The irony of all this is that State Auditor Matt Rosendale, a Republican now running for the U.S. Senate, just a year ago welcomed these unregulated health care sharing ministries to Montana.
“A previously banned way to pay for health care costs is now available in Montana,” the Helena Independent Record reported on April 3, 2017.
“Matt Rosendale, commissioner of securities and insurance, announced on Monday that Medi-Share, a health care cost-sharing program, can operate in Montana. Christian Care Ministry Inc., had been banned from operating in the state after a 2007 District Court opinion found the company was selling insurance without registering in the state.
“After a 2007 civil lawsuit filed by a pastor who said the program would not pay for expenses related to a heart condition, a Helena jury ordered Medi-Share to pay $850,000. The organization paid the medical bills after the pastor filed a civil lawsuit, according to then-insurance commissioner John Morrison.

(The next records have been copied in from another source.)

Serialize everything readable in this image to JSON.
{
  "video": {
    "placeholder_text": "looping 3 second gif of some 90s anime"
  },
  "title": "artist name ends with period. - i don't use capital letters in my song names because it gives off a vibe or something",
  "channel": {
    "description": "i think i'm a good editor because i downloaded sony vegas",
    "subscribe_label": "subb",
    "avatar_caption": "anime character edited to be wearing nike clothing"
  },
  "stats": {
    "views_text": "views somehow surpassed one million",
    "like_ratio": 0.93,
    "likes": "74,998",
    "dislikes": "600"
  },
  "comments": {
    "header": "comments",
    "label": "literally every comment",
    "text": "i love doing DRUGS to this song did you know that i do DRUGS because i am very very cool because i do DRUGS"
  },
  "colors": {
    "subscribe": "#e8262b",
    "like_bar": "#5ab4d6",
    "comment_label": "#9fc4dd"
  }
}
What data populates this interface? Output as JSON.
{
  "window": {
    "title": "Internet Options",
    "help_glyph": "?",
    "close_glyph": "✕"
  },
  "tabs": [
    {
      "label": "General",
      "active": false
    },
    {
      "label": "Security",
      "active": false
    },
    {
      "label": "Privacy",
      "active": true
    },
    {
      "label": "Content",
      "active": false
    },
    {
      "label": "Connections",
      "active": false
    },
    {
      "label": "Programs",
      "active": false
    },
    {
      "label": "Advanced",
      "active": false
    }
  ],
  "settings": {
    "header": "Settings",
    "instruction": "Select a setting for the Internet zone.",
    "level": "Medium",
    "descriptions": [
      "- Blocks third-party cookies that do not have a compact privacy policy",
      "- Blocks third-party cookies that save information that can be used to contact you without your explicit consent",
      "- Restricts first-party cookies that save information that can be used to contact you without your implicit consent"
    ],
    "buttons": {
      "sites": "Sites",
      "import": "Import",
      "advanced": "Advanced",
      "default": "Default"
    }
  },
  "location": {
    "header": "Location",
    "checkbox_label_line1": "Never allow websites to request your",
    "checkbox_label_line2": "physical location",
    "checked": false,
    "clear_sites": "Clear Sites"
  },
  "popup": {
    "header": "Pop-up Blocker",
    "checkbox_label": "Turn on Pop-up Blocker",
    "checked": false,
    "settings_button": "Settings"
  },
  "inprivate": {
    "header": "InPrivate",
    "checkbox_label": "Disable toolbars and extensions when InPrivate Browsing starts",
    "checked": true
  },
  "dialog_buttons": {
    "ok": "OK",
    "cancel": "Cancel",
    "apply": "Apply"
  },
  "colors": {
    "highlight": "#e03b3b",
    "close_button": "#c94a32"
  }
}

“To qualify for coverage, potential members must meet several requirements including attesting ‘to a personal relationship with the Lord Jesus Christ.’ ”
“According to the Medi-Share website, a church leader may be interviewed to verify their testimony.
“Members must also agree to live by biblical standards and live by a healthy lifestyle, which includes not using tobacco or illegal drugs.
“Members must also only ‘engage in sexual relations within a Biblical Christian Marriage,’ according to the Christian Care Ministry website. Maternity medical expenses for newborns conceived outside of marriage are ineligible for sharing, according to the website, with rape reported to a law enforcement authority the only exception.”